For almost 60 years, scientists have puzzled over the purpose of bundles of fibres that were found floating in mammalian egg cells. A study1 published today in Cell finds that these fibres, known as cytoplasmic lattices, are storage sites for many proteins that are essential for the development of the early embryo. The discovery could explain why people whose eggs lack the fibres entirely are infertile.
“A lot of these proteins have really important functions for the early mammalian embryo,” says Melina Schuh, a biochemist at the Max Planck Institute for Multidisciplinary Sciences in Göttingen, Germany, and an author of the paper. She says she has not seen a protein-storage system like it in mammalian cells before. “It is a very different, unique mechanism.”
Scientists first imaged cytoplasmic lattices in the 1960s using electron microscopy and thought they were flat sheets of fibres stacked around the nucleus. But using cryo-electron tomography, a microscopy technique in which the sample is frozen and scanned, Ida Jentoft, another co-author and a biochemistry graduate student at the Max Planck Institute for Multidisciplinary Sciences, and her colleagues saw that the lattices were not sheets after all, and in more of a bundle than a lattice.
They imaged mouse egg cells, known as oocytes, at a resolution of 30 ångströms — about the length of one twist of a DNA molecule — in three dimensions. Each fibre of the cytoplasmic lattice was, on average 7,000 ångströms long and 1,000 ångströms wide, and was composed of elliptical filaments stacked together in a staggered manner. The staggered stacking increases the surface area for protein storage, says Jentoft. Each fibre had between 5 and 40 filaments. “There’s not one recipe,” she says.

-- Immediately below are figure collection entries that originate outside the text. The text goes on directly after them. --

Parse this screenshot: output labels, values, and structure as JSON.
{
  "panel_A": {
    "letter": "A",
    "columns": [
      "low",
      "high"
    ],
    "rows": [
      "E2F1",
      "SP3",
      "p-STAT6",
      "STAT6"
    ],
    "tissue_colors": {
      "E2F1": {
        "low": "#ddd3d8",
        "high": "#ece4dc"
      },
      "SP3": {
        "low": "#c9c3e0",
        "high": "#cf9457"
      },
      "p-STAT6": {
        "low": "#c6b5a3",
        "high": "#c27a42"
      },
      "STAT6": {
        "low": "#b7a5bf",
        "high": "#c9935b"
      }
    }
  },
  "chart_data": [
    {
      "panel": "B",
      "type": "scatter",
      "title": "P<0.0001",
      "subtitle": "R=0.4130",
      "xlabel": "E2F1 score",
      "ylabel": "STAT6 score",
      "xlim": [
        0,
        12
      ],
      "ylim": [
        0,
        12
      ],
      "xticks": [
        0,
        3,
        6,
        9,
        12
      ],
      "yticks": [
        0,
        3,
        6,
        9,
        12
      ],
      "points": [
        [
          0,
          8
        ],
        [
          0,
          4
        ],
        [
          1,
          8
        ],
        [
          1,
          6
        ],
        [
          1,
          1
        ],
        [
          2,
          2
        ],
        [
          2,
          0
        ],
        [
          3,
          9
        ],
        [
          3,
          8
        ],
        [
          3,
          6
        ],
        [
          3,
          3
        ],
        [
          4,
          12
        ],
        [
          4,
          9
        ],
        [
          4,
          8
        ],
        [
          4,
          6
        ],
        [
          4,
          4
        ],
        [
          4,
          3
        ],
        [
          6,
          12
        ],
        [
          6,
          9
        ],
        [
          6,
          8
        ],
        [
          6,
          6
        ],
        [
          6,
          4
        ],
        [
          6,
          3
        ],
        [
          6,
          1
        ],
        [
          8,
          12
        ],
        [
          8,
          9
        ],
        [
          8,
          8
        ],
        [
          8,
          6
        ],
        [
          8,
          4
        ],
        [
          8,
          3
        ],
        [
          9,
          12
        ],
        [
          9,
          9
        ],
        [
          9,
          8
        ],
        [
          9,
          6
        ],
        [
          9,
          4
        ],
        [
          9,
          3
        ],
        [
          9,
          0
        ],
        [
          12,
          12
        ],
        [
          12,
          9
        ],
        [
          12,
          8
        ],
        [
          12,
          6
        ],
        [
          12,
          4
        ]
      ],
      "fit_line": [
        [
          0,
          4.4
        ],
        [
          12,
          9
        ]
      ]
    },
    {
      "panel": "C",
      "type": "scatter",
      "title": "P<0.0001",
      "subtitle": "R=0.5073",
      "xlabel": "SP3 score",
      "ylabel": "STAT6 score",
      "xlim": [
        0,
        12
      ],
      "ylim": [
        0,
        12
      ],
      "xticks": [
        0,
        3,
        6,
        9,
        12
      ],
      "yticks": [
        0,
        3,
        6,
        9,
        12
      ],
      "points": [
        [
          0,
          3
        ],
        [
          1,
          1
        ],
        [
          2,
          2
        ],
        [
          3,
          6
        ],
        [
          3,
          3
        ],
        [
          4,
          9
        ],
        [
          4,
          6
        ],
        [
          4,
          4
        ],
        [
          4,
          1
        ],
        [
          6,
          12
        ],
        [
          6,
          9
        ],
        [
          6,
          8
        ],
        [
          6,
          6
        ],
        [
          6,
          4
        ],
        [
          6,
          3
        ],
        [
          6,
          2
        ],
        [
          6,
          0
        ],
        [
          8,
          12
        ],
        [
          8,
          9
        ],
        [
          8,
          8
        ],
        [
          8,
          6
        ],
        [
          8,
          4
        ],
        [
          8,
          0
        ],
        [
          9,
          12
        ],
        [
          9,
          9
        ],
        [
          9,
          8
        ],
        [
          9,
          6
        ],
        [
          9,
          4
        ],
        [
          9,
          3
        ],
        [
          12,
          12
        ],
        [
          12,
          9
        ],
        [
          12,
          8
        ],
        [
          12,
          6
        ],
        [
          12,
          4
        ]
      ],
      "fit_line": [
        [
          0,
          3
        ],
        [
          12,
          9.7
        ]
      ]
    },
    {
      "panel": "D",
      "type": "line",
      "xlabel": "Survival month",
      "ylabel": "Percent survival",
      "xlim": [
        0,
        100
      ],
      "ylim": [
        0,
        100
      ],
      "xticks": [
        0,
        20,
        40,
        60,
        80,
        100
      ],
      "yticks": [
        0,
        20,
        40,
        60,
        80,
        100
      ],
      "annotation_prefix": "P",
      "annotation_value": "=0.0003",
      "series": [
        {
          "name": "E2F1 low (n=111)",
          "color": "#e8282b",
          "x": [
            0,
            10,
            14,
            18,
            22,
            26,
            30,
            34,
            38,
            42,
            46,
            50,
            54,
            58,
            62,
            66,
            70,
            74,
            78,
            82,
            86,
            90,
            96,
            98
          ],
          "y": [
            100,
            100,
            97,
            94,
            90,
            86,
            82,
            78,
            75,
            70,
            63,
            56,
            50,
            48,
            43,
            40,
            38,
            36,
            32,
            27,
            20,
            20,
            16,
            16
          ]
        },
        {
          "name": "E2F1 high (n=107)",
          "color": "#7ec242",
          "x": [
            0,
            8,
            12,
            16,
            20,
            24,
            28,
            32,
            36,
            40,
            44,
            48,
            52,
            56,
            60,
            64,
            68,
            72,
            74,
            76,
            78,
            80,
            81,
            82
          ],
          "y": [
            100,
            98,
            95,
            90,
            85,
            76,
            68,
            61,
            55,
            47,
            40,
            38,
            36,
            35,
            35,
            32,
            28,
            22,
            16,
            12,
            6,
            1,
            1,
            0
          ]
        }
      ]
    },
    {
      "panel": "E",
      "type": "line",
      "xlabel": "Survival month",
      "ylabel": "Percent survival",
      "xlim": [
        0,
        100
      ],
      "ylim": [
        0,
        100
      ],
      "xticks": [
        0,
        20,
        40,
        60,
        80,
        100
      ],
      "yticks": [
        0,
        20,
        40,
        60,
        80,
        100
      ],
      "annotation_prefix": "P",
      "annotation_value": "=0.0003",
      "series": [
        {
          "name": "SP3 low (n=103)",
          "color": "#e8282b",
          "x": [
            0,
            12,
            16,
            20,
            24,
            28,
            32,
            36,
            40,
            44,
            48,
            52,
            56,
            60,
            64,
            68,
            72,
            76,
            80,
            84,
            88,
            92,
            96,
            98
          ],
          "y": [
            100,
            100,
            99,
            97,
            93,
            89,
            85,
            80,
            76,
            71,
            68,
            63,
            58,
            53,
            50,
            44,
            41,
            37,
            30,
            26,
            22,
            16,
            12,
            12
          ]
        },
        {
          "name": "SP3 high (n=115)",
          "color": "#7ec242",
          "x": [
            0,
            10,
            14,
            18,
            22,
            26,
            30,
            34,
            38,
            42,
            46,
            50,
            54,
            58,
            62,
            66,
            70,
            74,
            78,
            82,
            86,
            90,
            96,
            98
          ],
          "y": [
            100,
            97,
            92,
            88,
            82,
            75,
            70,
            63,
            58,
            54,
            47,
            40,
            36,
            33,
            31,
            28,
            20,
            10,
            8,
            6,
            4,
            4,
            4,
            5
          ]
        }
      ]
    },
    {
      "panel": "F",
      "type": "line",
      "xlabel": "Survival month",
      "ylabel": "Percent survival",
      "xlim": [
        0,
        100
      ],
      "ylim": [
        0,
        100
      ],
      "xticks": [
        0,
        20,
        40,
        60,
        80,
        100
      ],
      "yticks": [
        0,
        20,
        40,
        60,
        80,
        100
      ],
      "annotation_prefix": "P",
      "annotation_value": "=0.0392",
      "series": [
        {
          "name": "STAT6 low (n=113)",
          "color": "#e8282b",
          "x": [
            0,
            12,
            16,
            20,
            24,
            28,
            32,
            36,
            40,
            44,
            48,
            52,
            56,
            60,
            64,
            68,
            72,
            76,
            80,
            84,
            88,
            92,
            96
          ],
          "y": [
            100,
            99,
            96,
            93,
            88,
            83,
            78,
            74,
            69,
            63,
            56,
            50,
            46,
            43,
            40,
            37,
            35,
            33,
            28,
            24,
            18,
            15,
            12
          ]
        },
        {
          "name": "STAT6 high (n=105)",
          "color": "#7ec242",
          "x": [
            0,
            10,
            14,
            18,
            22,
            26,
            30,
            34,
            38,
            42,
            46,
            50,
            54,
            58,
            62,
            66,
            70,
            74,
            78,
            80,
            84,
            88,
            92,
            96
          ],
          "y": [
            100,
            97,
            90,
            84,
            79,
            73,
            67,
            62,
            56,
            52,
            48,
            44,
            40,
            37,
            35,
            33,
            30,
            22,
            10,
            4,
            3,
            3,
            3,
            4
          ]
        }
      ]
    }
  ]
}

Scott Coonrod, a biologist at Cornell University’s Baker Institute for Animal Health in Ithaca, New York, says the paper reveals the molecular underpinnings of cytoplasmic lattices and shows how essential they are in the early embryo. “Importantly, this study provides us with the first high-resolution structural analysis of these filaments,” he says.
Fertility clues
The findings provide a new insight into embryo development. Mature oocytes contain material, derived from the mother, that they use to divide and grow after fertilization. An oocyte might not be fertilized immediately on maturation, so the material needs to be stored. That poses a problem because all cells, including oocytes, have processes that break down and recycle unused proteins. But the oocyte solves this problem by attaching proteins to the cytoplasmic lattices, where they seem to be exempt from the recycling processes, Schuh suggests.
To identify what the cytoplasmic lattice is made of, Jentoft and her colleagues used expansion microscopy, a new technique that allows large and complex cells, such as oocytes, to be physically magnified and imaged in fine detail using conventional fluorescence microscopes. They found that the filaments are probably composed of proteins called PADI6 and SCMC, among others.
Disabling the genes that produce PADI6 and SCMC disrupted the cytoplasmic lattices and protein storage, resulting in nonviable embryos. “It was a revelation,” Schuh says.
Hiroyuki Sasaki, a geneticist at Kyushu University in Fukuoka, Japan, says the study shows that PADI6 and SCMC proteins are distributed throughout the cell. Scientists had previously thought the proteins were present only closer to the outer membrane.
The team confirmed that the findings also apply to human oocytes, providing an avenue for a better understanding of some forms of infertility. Fertilized eggs in people who have mutations in these genes usually do not progress past the first division. In vitro fertilization will not help, Jentoft says. “Knowing that IVF is not going to be an option if you have those mutations is very powerful information to have, because going through the cycles as a couple is extremely emotionally draining and expensive.”